We define two functions - one for getting the state variables with an initial zero state and one function for returning an operation, which we can pass to session.run
in order to update the state variables with the LSTM's last hidden state.
def get_state_variables(batch_size, cell):
# For each layer, get the initial state and make a variable out of it
# to enable updating its value.
state_variables = []
for state_c, state_h in cell.zero_state(batch_size, tf.float32):
state_variables.append(tf.contrib.rnn.LSTMStateTuple(
tf.Variable(state_c, trainable=False),
tf.Variable(state_h, trainable=False)))
# Return as a tuple, so that it can be fed to dynamic_rnn as an initial state
return tuple(state_variables)
def get_state_update_op(state_variables, new_states):
# Add an operation to update the train states with the last state tensors
update_ops = []
for state_variable, new_state in zip(state_variables, new_states):
# Assign the new state to the state variables on this layer
update_ops.extend([state_variable[0].assign(new_state[0]),
state_variable[1].assign(new_state[1])])
# Return a tuple in order to combine all update_ops into a single operation.
# The tuple's actual value should not be used.
return tf.tuple(update_ops)
We can use that to update the LSTM's state after each batch. Note that I use tf.nn.dynamic_rnn
for unrolling:
data = tf.placeholder(tf.float32, (batch_size, max_length, frame_size))
cell_layer = tf.contrib.rnn.GRUCell(256)
cell = tf.contrib.rnn.MultiRNNCell([cell] * num_layers)
# For each layer, get the initial state. states will be a tuple of LSTMStateTuples.
states = get_state_variables(batch_size, cell)
# Unroll the LSTM
outputs, new_states = tf.nn.dynamic_rnn(cell, data, initial_state=states)
# Add an operation to update the train states with the last state tensors.
update_op = get_state_update_op(states, new_states)
sess = tf.Session()
sess.run(tf.global_variables_initializer())
sess.run([outputs, update_op], {data: ...})

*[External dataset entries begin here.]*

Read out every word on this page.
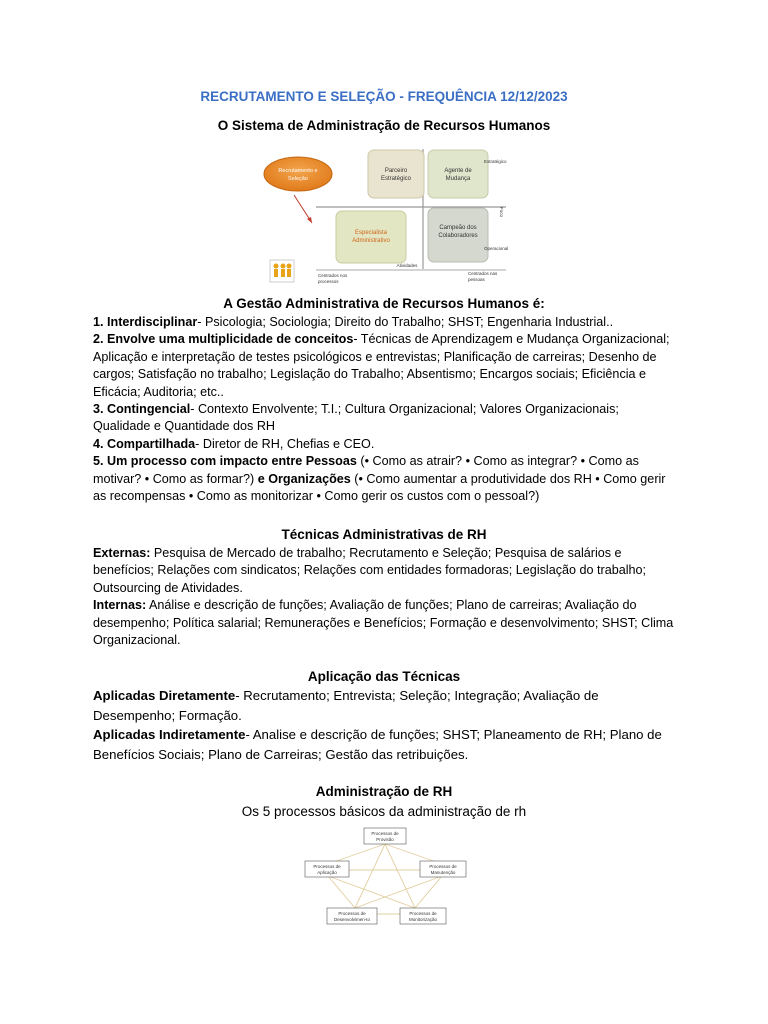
RECRUTAMENTO E SELEÇÃO - FREQUÊNCIA 12/12/2023
O Sistema de Administração de Recursos Humanos
Recrutamento e
Seleção
Parceiro
Estratégico
Agente de
Mudança
Especialista
Administrativo
Campeão dos
Colaboradores
Estratégico
Foco
Operacional
Atividades
Centrados nos
processos
Centrados nas
pessoas
A Gestão Administrativa de Recursos Humanos é:
1. Interdisciplinar- Psicologia; Sociologia; Direito do Trabalho; SHST; Engenharia Industrial..
2. Envolve uma multiplicidade de conceitos- Técnicas de Aprendizagem e Mudança Organizacional; Aplicação e interpretação de testes psicológicos e entrevistas; Planificação de carreiras; Desenho de cargos; Satisfação no trabalho; Legislação do Trabalho; Absentismo; Encargos sociais; Eficiência e Eficácia; Auditoria; etc..
3. Contingencial- Contexto Envolvente; T.I.; Cultura Organizacional; Valores Organizacionais; Qualidade e Quantidade dos RH
4. Compartilhada- Diretor de RH, Chefias e CEO.
5. Um processo com impacto entre Pessoas (• Como as atrair? • Como as integrar? • Como as motivar? • Como as formar?) e Organizações (• Como aumentar a produtividade dos RH • Como gerir as recompensas • Como as monitorizar • Como gerir os custos com o pessoal?)
Técnicas Administrativas de RH
Externas: Pesquisa de Mercado de trabalho; Recrutamento e Seleção; Pesquisa de salários e benefícios; Relações com sindicatos; Relações com entidades formadoras; Legislação do trabalho; Outsourcing de Atividades.
Internas: Análise e descrição de funções; Avaliação de funções; Plano de carreiras; Avaliação do desempenho; Política salarial; Remunerações e Benefícios; Formação e desenvolvimento; SHST; Clima Organizacional.
Aplicação das Técnicas
Aplicadas Diretamente- Recrutamento; Entrevista; Seleção; Integração; Avaliação de Desempenho; Formação.
Aplicadas Indiretamente- Analise e descrição de funções; SHST; Planeamento de RH; Plano de Benefícios Sociais; Plano de Carreiras; Gestão das retribuições.
Administração de RH
Os 5 processos básicos da administração de rh
Processos de
Provisão
Processos de
Aplicação
Processos de
Manutenção
Processos de
Desenvolvimen-to
Processos de
Monitorização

The main difference to this answer is that state_is_tuple=True
makes the LSTM's state a LSTMStateTuple containing two variables (cell state and hidden state) instead of just a single variable. Using multiple layers then makes the LSTM's state a tuple of LSTMStateTuples - one per layer.
Resetting to zero
When using a trained model for prediction / decoding, you might want to reset the state to zero. Then, you can make use of this function:
def get_state_reset_op(state_variables, cell, batch_size):
# Return an operation to set each variable in a list of LSTMStateTuples to zero
zero_states = cell.zero_state(batch_size, tf.float32)

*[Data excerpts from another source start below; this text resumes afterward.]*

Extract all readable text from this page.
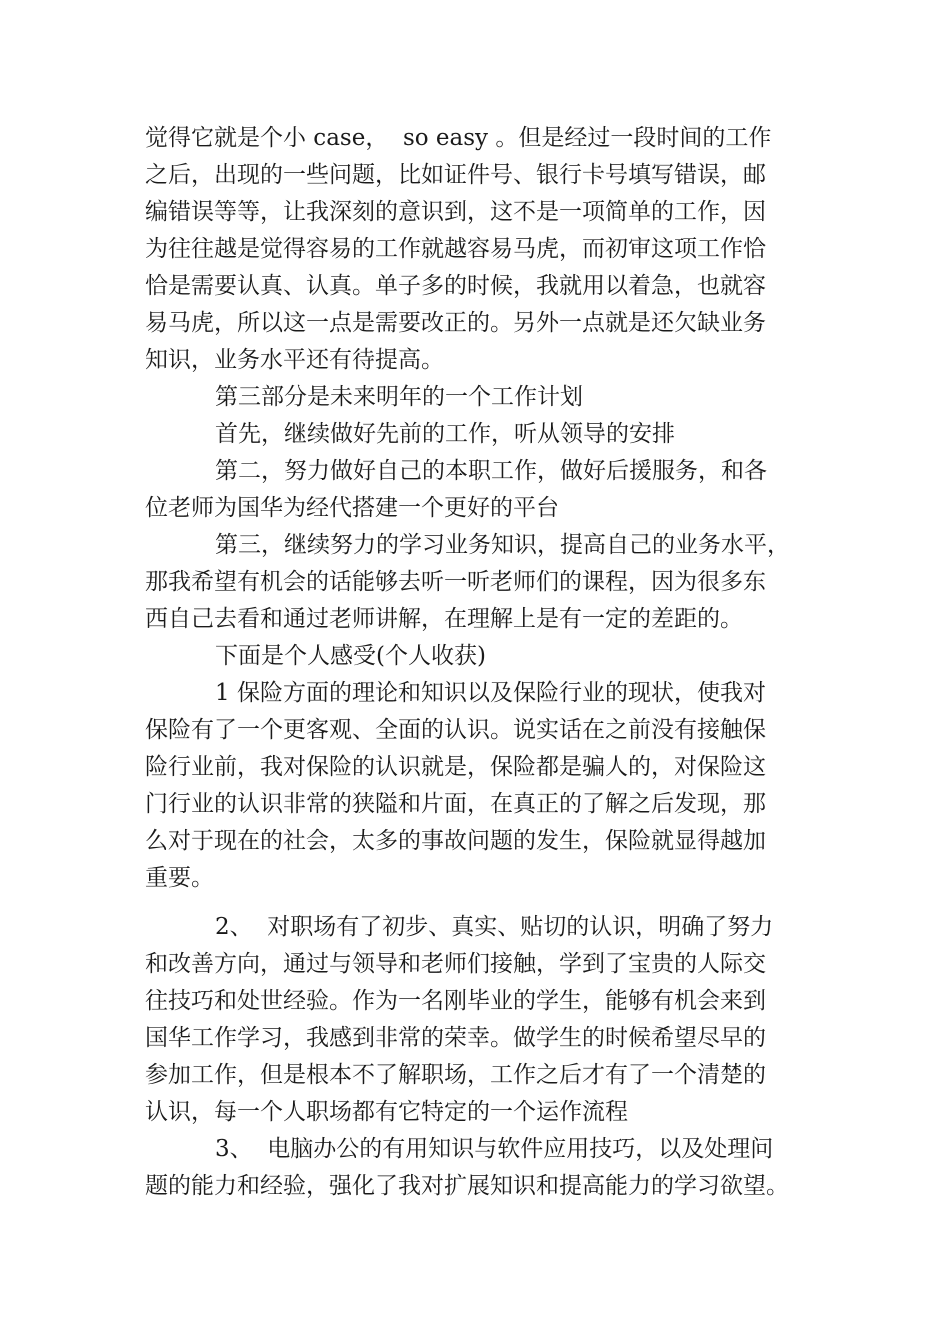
觉得它就是个小 case，  so easy 。但是经过一段时间的工作
之后，出现的一些问题，比如证件号、银行卡号填写错误，邮
编错误等等，让我深刻的意识到，这不是一项简单的工作，因
为往往越是觉得容易的工作就越容易马虎，而初审这项工作恰
恰是需要认真、认真。单子多的时候，我就用以着急，也就容
易马虎，所以这一点是需要改正的。另外一点就是还欠缺业务
知识，业务水平还有待提高。
第三部分是未来明年的一个工作计划
首先，继续做好先前的工作，听从领导的安排
第二，努力做好自己的本职工作，做好后援服务，和各
位老师为国华为经代搭建一个更好的平台
第三，继续努力的学习业务知识，提高自己的业务水平，
那我希望有机会的话能够去听一听老师们的课程，因为很多东
西自己去看和通过老师讲解，在理解上是有一定的差距的。
下面是个人感受(个人收获)
1 保险方面的理论和知识以及保险行业的现状，使我对
保险有了一个更客观、全面的认识。说实话在之前没有接触保
险行业前，我对保险的认识就是，保险都是骗人的，对保险这
门行业的认识非常的狭隘和片面，在真正的了解之后发现，那
么对于现在的社会，太多的事故问题的发生，保险就显得越加
重要。
2、  对职场有了初步、真实、贴切的认识，明确了努力
和改善方向，通过与领导和老师们接触，学到了宝贵的人际交
往技巧和处世经验。作为一名刚毕业的学生，能够有机会来到
国华工作学习，我感到非常的荣幸。做学生的时候希望尽早的
参加工作，但是根本不了解职场，工作之后才有了一个清楚的
认识，每一个人职场都有它特定的一个运作流程
3、  电脑办公的有用知识与软件应用技巧，以及处理问
题的能力和经验，强化了我对扩展知识和提高能力的学习欲望。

return get_state_update_op(state_variables, zero_states)
For example like above:
reset_state_op = get_state_reset_op(state, cell, max_batch_size)
# Reset the state to zero before feeding input
sess.run([reset_state_op])
sess.run([outputs, update_op], {data: ...})
Solution 2:
I am now saving the RNN states using the tf.control_dependencies. Here is an example.

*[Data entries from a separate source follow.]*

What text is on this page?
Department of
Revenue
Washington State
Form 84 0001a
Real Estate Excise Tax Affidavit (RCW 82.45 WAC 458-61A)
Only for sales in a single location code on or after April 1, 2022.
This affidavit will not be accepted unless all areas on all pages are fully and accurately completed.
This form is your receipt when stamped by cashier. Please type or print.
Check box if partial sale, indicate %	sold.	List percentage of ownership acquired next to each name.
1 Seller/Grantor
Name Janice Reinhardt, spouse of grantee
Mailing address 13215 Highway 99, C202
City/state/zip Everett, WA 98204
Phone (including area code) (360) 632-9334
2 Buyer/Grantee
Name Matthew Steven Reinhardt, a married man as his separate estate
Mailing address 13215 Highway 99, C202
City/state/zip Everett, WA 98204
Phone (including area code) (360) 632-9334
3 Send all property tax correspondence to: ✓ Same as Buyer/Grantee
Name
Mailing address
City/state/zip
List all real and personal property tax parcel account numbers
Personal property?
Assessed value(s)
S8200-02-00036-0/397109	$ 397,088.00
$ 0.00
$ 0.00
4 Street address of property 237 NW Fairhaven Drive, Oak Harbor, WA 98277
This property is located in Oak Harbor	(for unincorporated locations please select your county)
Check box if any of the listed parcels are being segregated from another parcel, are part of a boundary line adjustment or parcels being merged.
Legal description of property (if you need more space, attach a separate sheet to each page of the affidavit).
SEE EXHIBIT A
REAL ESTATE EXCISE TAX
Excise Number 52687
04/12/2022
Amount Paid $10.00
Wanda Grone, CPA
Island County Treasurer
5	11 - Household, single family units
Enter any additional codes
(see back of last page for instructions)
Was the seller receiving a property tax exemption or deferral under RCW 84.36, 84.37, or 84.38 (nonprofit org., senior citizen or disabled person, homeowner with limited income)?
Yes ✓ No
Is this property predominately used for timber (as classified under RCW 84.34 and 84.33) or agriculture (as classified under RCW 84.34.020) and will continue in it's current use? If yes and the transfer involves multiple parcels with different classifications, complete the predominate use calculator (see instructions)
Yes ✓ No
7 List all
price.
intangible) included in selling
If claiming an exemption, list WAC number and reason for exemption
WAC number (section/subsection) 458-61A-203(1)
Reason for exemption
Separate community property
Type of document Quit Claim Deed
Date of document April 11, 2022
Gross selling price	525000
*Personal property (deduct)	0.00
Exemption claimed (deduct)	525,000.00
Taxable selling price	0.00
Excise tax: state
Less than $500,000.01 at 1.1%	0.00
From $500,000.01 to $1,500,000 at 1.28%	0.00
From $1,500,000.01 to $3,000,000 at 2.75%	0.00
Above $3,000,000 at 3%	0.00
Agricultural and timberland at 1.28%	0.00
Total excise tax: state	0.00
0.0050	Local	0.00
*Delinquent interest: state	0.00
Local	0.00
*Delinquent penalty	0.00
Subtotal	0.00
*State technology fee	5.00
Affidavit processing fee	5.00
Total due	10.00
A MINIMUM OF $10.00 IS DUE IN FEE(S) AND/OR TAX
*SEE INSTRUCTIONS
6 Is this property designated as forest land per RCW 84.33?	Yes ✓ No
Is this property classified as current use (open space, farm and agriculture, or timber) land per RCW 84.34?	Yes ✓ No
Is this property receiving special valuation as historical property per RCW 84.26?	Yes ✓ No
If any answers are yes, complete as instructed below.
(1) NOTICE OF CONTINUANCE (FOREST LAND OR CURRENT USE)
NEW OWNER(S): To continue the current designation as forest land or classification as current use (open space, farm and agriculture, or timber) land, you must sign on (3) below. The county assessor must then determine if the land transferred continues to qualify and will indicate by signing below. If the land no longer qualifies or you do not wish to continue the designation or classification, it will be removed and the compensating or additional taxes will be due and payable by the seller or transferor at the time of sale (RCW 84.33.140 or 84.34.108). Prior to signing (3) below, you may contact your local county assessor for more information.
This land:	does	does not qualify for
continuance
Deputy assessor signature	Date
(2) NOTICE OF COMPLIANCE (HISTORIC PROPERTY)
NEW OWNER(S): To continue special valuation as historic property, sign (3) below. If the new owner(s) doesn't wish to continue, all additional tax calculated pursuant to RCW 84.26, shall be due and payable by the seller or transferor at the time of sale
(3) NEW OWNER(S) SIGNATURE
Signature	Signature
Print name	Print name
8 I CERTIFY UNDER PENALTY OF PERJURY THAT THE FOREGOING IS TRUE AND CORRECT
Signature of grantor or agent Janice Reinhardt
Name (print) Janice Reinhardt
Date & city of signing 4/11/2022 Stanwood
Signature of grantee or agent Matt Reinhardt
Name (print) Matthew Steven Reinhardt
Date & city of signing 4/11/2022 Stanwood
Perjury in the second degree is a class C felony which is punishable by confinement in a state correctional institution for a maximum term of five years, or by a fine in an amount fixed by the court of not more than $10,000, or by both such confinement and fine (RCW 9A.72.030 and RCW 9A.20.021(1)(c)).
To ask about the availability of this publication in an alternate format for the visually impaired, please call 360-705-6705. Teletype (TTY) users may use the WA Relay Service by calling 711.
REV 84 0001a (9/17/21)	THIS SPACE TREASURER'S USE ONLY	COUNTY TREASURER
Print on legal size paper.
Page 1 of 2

saved_states = [tf.get_variable('saved_state_%d' % i, shape = (BATCH_SIZE, sz), trainable = False, initializer = tf.constant_initializer()) for i, sz in enumerate(rnn.state_size)]
W = tf.get_variable('W', shape = (2 * RNN_SIZE, RNN_SIZE), initializer = tf.truncated_normal_initializer(0.0, 1 / np.sqrt(2 * RNN_SIZE)))
b = tf.get_variable('b', shape = (RNN_SIZE,), initializer = tf.constant_initializer())
rnn_output, states = rnn(last_output, saved_states)
with tf.control_dependencies([tf.assign(a, b) for a, b in zip(saved_states, states)]):
dense_input = tf.concat(1, (last_output, rnn_output))
dense_output = tf.tanh(tf.matmul(dense_input, W) + b)
last_output = dense_output + last_output
I just make sure that part of my graph is dependent on saving the state.